Just be yourself. Everyone else is already taken.
— Oscar Wilde

By all means, look at others to learn. Ask questions. But ask the right questions. Ask why something is the way it is, don’t just accept it as globally good. Don’t just look at our website (or anyone else’s) and copy it. They’re not you. And being you at every touchpoint is far more valuable than having a slick website.
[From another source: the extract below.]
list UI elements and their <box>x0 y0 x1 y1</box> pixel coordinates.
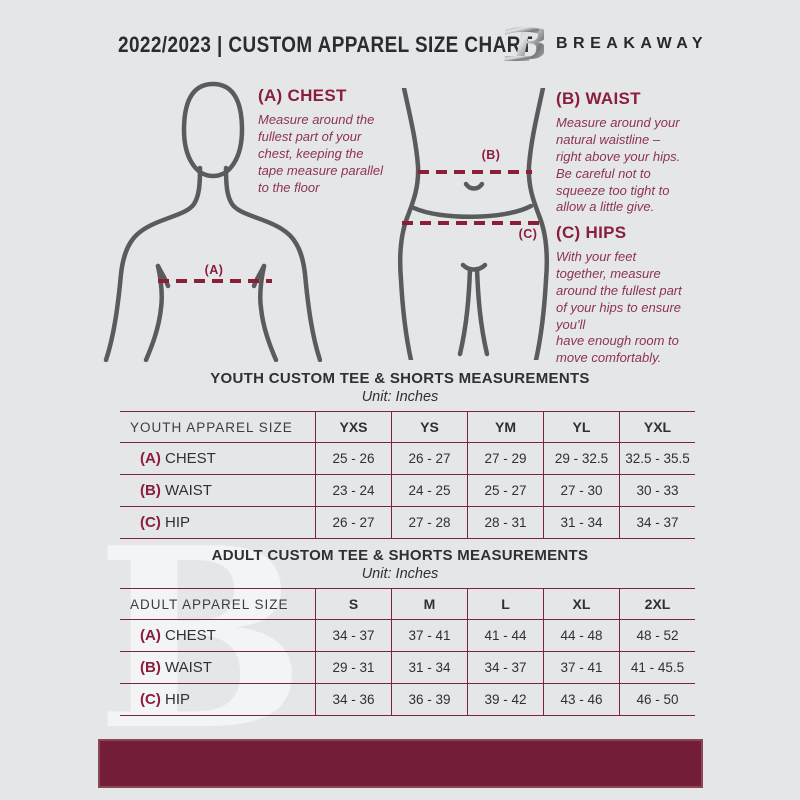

A very happy Monday, from the Montage Blankenships to you! (These are inspired by Kevin Meredith’s awesome portrait montages on Flickr.)

Montage Blankenships

I do not know they key to success, but the key to failure is trying to please everybody.
—Bill Cosby

I wrote an article called Creating Controversy for its own Sake (and How Humility is a Rare Bird Indeed These Days) on one of my other sites. It manages to discuss web design, blogging, humility, UX, the purpose of shareholder-owned companies, and a few other things in around 700 hopefully coherent words.

Great article on Building a Culture of Employee Appreciation from Inc.com (which you should read, if you’re into business/workplace stuff.) Plaques and gift cards make people feel like cogs in a big machine. Small, personal gestures, committed consistently over time make people feel valued and appreciated.

One of the things I love about Whiskerino is how daily it makes photography for me. Call it a framework, or a compulsion, but I’m just more aware of a “need” to create content. This one was an outtake I didn’t use for Day 4, but I like it.

Whiskerino 2009 Outtake

I’ve been getting the itch to do some creative projects that have little or nothing to do with the computer/internet, and Zach Klein’s cheeseboard from milled driftwood has pushed me over the edge. I want a table saw for Christmas.

Whiskerino 2009 has begun. I am quite happy to be participating this year and be able to give back to an undoubtably wonderful time with friends old and new.